On one of its websites, Pearson declared that its "close association with key authors and architects of the Common Core State Standards ensures that the spirit and pedagogical approach of the initiative is embodied in our professional development." As a full service Common Core operation, not only does Pearson provide the assessments, but it delivers textbooks, test prep material, and online support. It is also produces the PARCC (Partnership for Assessment of Readiness for College and Careers) tests that will be administered by a consortium of a dozen states and the District of Columbia.

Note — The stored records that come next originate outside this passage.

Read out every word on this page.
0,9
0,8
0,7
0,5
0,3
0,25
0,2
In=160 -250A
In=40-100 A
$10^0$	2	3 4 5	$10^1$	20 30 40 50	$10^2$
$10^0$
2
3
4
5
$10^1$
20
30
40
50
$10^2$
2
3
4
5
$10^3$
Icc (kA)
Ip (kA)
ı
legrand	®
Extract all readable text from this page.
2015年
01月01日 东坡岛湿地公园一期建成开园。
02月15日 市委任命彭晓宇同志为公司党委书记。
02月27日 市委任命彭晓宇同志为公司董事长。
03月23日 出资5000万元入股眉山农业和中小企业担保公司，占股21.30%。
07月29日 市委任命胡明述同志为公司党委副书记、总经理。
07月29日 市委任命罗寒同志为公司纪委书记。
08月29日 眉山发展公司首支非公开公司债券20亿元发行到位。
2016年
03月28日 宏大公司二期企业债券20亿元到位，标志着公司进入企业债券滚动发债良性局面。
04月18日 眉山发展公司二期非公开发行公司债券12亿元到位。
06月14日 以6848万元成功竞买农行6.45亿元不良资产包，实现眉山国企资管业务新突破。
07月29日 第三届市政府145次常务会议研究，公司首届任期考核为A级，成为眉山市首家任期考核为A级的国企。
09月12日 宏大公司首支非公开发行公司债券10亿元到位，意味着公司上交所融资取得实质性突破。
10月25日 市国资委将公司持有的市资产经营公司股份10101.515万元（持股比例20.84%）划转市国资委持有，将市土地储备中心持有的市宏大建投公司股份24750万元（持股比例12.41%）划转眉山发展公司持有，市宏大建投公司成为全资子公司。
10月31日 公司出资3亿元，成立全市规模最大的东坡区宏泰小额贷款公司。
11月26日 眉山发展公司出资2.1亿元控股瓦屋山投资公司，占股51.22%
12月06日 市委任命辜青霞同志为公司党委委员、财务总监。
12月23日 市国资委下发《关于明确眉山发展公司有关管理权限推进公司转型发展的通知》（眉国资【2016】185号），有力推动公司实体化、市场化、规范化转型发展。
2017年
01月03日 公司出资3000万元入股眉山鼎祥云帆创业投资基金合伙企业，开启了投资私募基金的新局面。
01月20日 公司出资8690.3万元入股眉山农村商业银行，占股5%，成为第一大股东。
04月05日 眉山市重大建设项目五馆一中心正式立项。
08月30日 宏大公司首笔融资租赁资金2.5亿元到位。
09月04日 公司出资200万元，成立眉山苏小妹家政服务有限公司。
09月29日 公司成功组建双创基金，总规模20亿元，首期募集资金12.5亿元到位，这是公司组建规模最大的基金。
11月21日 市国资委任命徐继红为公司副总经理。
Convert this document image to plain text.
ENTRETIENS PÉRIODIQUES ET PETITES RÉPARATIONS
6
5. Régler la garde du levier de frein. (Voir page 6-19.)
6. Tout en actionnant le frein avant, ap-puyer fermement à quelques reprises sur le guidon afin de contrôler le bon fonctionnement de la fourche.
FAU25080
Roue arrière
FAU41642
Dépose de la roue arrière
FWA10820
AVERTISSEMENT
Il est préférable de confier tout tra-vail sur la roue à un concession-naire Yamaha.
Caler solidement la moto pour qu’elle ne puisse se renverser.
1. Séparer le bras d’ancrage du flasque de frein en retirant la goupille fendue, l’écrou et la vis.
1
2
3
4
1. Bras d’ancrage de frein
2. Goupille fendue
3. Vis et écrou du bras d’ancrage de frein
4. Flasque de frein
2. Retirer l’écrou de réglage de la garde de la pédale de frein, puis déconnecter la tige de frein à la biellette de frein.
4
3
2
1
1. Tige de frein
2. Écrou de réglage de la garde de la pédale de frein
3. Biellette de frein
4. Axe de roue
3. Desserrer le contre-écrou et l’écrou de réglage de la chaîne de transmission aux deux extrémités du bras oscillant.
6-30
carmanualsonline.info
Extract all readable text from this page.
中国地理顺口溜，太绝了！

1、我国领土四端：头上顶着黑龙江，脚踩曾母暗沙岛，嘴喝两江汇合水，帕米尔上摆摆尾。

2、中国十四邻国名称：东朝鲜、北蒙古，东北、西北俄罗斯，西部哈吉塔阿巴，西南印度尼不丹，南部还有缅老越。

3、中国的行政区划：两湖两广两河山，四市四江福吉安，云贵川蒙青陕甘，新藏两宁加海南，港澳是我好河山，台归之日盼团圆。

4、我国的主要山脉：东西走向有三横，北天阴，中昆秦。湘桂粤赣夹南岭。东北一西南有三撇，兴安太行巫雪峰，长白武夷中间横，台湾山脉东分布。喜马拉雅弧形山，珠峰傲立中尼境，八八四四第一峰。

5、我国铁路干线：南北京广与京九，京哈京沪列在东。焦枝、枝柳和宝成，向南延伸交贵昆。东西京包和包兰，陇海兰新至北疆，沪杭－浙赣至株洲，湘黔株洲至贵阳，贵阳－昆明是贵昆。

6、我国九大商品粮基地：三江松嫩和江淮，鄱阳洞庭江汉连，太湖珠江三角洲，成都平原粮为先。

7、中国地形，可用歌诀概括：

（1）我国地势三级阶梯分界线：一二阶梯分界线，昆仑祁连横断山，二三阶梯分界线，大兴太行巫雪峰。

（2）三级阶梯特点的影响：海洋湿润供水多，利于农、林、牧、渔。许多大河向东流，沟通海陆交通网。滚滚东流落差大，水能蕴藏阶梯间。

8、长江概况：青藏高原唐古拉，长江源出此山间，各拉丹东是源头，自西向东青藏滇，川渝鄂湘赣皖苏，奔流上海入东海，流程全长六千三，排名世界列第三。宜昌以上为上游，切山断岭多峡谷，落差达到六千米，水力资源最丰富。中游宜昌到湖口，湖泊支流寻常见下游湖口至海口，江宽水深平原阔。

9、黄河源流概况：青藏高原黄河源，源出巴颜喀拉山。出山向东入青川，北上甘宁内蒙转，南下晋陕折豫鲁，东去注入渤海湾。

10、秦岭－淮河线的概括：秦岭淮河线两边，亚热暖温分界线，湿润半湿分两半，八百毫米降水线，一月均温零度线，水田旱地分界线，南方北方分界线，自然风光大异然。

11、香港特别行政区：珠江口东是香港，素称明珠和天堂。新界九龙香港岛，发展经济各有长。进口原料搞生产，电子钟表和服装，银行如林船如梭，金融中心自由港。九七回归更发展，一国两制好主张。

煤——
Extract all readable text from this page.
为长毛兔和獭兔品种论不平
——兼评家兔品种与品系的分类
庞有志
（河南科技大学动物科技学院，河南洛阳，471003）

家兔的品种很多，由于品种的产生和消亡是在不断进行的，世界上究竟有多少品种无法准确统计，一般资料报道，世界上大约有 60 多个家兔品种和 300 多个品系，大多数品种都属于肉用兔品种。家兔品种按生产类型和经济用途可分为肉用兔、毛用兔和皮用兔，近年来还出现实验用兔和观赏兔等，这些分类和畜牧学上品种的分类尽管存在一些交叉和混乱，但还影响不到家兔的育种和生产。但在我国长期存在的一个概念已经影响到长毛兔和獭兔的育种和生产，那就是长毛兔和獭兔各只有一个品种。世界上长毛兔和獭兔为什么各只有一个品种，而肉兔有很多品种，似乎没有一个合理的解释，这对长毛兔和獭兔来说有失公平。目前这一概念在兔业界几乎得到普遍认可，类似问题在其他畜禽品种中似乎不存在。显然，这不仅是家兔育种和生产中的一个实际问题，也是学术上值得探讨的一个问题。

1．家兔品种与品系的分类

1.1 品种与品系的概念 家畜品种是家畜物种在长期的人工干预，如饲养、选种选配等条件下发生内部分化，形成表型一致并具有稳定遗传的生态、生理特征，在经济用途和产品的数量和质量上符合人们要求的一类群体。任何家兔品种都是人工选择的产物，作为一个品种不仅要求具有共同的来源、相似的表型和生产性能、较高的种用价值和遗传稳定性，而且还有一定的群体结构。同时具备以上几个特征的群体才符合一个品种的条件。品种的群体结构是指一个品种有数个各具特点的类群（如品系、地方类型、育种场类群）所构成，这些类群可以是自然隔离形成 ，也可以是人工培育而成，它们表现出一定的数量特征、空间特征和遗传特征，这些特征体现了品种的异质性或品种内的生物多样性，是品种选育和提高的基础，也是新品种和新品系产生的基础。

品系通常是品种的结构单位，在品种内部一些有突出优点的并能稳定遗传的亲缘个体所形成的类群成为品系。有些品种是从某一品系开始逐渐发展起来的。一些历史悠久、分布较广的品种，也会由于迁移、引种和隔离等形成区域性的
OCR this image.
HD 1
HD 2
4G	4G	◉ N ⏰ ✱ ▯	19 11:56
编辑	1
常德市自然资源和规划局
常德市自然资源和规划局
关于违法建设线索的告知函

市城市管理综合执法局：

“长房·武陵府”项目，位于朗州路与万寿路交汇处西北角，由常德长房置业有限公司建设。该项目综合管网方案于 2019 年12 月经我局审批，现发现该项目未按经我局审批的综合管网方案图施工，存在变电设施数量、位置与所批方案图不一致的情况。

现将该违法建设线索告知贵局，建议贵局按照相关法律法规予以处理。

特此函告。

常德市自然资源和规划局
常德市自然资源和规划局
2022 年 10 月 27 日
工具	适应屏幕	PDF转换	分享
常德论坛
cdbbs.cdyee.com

A lot of money was to be made by the testing industry thanks to Presidents Bush and Obama. As the Wall Street Journal and the Thomas Fordham Institute explained, the national cost for compliance with the Common Core standards would be between $1 billion to $8 billion and the profits would go almost directly to publishers. Peter Cohen, CEO of Pearson's K-12 division, virtually jumped for joy exclaiming, "It's a really big deal. The Common Core standards are affecting literally every part of the business we're involved in." In an annual report to investors, Pearson highlighted how it provides tests to twenty-three states and also developed the online application for Common Core mandated assessments in a total of forty-five states. James Mason, a PARCC state leader who helped negotiate the contract with Pearson, told Education Week that depending on a "number of factors," the Pearson contract with PARCC was of an "unprecedented scale."

There may be aspects of the Common Core Standards that are useful to students and teachers. The problem is that student learning is just collateral damage in No Child Left Behind, Race to the Top, and Common Core. From the start, Common Core has always been primarily about corporate profits and high-stakes testing.